A fala, proferida em tom emocional, pareceu mais voltada a reforçar a imagem de Lula como salvador do Nordeste do que a discutir os méritos técnicos ou os desafios ainda enfrentados pelo projeto. A transposição do São Francisco, maior obra hídrica da América Latina, é inegavelmente um marco, mas suas promessas de transformação regional ainda estão longe de serem plenamente realizadas. Décadas de debates precederam o início das obras, e os atrasos, custos elevados e problemas de execução são questões que o discurso presidencial convenientemente omite. Ao afirmar que a obra foi “a decisão mais importante” de sua vida, Lula parece ignorar as críticas sobre a gestão do projeto, que enfrentou denúncias de superfaturamento e falhas de planejamento ao longo dos anos.

O presidente também aproveitou o evento para resgatar memórias pessoais, mencionando sua infância carregando “pote de água na cabeça” e até justificando a ausência de pescoço com essa experiência. A tentativa de conectar sua trajetória pessoal à luta do povo nordestino soa forçada, mais um recurso retórico para angariar empatia do que uma reflexão profunda sobre as políticas públicas necessárias para a região. A repetição dessa narrativa, que já se tornou um clichê em seus discursos, revela uma estratégia de campanha permanente, mesmo em eventos oficiais. Só faltou Lula dizer que foi na gestão anterior que realmente as águas do São Francisco começaram a fluir.

Mais cedo, em Salgueiro, Pernambuco, Lula assinou uma ordem de serviço para ampliar a capacidade de bombeamento do eixo norte da transposição, mas não resistiu à tentação de politizar o momento. Em tom eleitoral, criticou o governo anterior de Jair Bolsonaro (PL), chamando-o de “tranqueira” e acusando-o de espalhar “fake news” e operar a partir de um “gabinete do ódio”. A retórica de polarização, embora eficaz para mobilizar sua base, desvia o foco de uma discussão séria sobre os avanços e limitações do projeto de transposição.
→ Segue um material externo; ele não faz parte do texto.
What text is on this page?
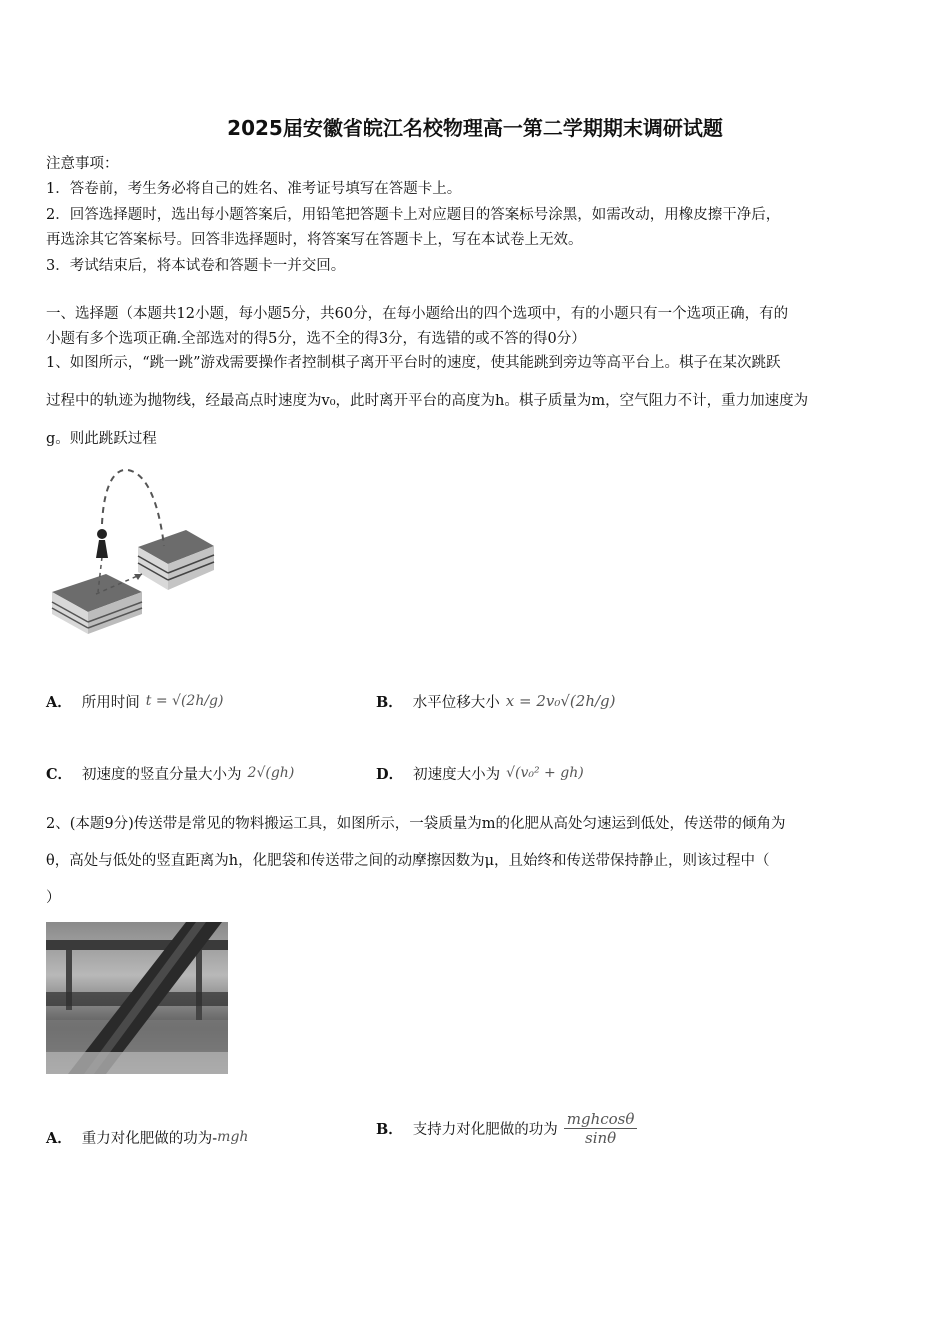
2025届安徽省皖江名校物理高一第二学期期末调研试题
注意事项：
1．答卷前，考生务必将自己的姓名、准考证号填写在答题卡上。
2．回答选择题时，选出每小题答案后，用铅笔把答题卡上对应题目的答案标号涂黑，如需改动，用橡皮擦干净后，
再选涂其它答案标号。回答非选择题时，将答案写在答题卡上，写在本试卷上无效。
3．考试结束后，将本试卷和答题卡一并交回。
一、选择题（本题共12小题，每小题5分，共60分，在每小题给出的四个选项中，有的小题只有一个选项正确，有的
小题有多个选项正确.全部选对的得5分，选不全的得3分，有选错的或不答的得0分）
1、如图所示，“跳一跳”游戏需要操作者控制棋子离开平台时的速度，使其能跳到旁边等高平台上。棋子在某次跳跃
过程中的轨迹为抛物线，经最高点时速度为v₀，此时离开平台的高度为h。棋子质量为m，空气阻力不计，重力加速度为
g。则此跳跃过程
A． 所用时间 t = √(2h/g)	B． 水平位移大小 x = 2v₀√(2h/g)
C． 初速度的竖直分量大小为 2√(gh)	D． 初速度大小为 √(v₀² + gh)
2、(本题9分)传送带是常见的物料搬运工具，如图所示，一袋质量为m的化肥从高处匀速运到低处，传送带的倾角为
θ，高处与低处的竖直距离为h，化肥袋和传送带之间的动摩擦因数为μ，且始终和传送带保持静止，则该过程中（
）
A． 重力对化肥做的功为- mgh	B． 支持力对化肥做的功为 $\frac{\text{mghcosθ}}{\sin\theta}$
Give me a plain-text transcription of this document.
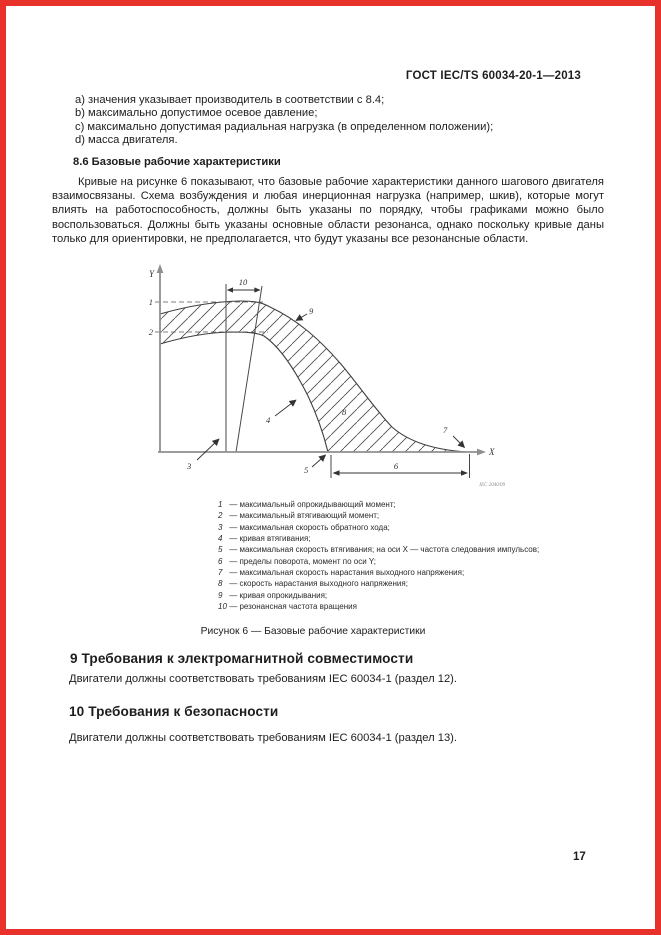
ГОСТ IEC/TS 60034-20-1—2013
a) значения указывает производитель в соответствии с 8.4;
b) максимально допустимое осевое давление;
c) максимально допустимая радиальная нагрузка (в определенном положении);
d) масса двигателя.
8.6 Базовые рабочие характеристики
Кривые на рисунке 6 показывают, что базовые рабочие характеристики данного шагового двигателя взаимосвязаны. Схема возбуждения и любая инерционная нагрузка (например, шкив), которые могут влиять на работоспособность, должны быть указаны по порядку, чтобы графиками можно было воспользоваться. Должны быть указаны основные области резонанса, однако поскольку кривые даны только для ориентировки, не предполагается, что будут указаны все резонансные области.
Y
X
1
2
3
4
5	6
7
8
9
10
IEC 2040/09
1 — максимальный опрокидывающий момент;
2 — максимальный втягивающий момент;
3 — максимальная скорость обратного хода;
4 — кривая втягивания;
5 — максимальная скорость втягивания; на оси X — частота следования импульсов;
6 — пределы поворота, момент по оси Y;
7 — максимальная скорость нарастания выходного напряжения;
8 — скорость нарастания выходного напряжения;
9 — кривая опрокидывания;
10 — резонансная частота вращения
Рисунок 6 — Базовые рабочие характеристики
9 Требования к электромагнитной совместимости
Двигатели должны соответствовать требованиям IEC 60034-1 (раздел 12).
10 Требования к безопасности
Двигатели должны соответствовать требованиям IEC 60034-1 (раздел 13).
17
A insistência em atacar adversários em um evento técnico demonstra uma incapacidade de separar a gestão pública da campanha política, um padrão que tem marcado o atual mandato.

A transposição do São Francisco é, sem dúvida, uma obra de relevância histórica, mas o tom triunfalista de Lula mascara os desafios que persistem: a manutenção dos canais, os custos de operação e a necessidade de políticas complementares para garantir que a água chegue de fato às comunidades mais necessitadas. Em vez de um discurso que reconheça esses obstáculos e aponte soluções concretas, o presidente optou por uma narrativa autolaudatória, que exagera sua própria importância e simplifica uma questão complexa. Enquanto o sertão ainda aguarda os benefícios plenos da transposição, a população merece mais do que promessas divinas e ataques aos adversários — merece transparência e resultados.